Este conceito de discurso promove um deslocamento na interpretação
piagetiana sobre as relações entre linguagem e cognição? Mesmo se considerarmos
que Piaget trabalhou muitas vezes com um conceito de linguagem ou de discurso
restritos ao verbal, consideramos que suas formulações diferenciando linguagem
e cognição continuam válidas. Neste sentido, suas provas visam verificar como
o sujeito resolve um problema, e quais os esquemas e estruturas subjacentes
a esta resolução. Em decorrência de sua metodologia clínica, observou que as
diversas formas de representação do ato em si, sensório e motor, apresentam
figurações e operações diversas da própria ação.
Por outro lado, na perspectiva piagetiana, o ato sensório e motor é antes de
tudo ação, e se for utilizado como representação deixa de sê-lo em sua forma
pura e passa a constituir um jogo e um ritual, incluindo o valor simbólico,
até atingir o próprio sistemas de sinais através da mímica. Assim, no próprio
desenvolvimento da inteligência sensório e motora, há a formação da função semiótica
e simbólica, através dos rituais. As investigações piagetianas procuram mostrar
que a significação através dos jogos, dos rituais, do símbolo e da linguagem
é diferente da que ocorre através do ato sensório e motor.
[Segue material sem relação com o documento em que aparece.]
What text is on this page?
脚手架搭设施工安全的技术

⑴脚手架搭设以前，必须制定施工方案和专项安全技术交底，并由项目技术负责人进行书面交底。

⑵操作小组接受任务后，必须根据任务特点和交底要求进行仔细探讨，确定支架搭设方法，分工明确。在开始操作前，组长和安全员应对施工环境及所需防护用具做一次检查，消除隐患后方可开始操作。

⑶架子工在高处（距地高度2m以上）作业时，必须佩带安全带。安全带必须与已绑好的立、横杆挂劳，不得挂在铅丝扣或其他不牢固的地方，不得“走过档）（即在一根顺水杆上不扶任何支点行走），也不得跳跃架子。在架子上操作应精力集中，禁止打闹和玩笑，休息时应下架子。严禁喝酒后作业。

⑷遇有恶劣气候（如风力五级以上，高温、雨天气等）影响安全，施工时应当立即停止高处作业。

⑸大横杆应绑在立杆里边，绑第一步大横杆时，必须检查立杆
É no processo de tomada de consciência que o cognitivo se aproxima do
representativo, por um processo adaptativo deste em relação àquele. Mas a perspectiva
piagetiana é marcada pelo foco na ação e produção de representações. Mesmo quando
analisa a interpretação dos sujeitos (como no caso da interpretação de histórias
visando o julgamento moral), o sujeito é encarado como produtor (e não como
sujeito interpretante). Ora, é a análise do discurso que nos informará que há
uma diferença entre a produção e a interpretação do ato de linguagem.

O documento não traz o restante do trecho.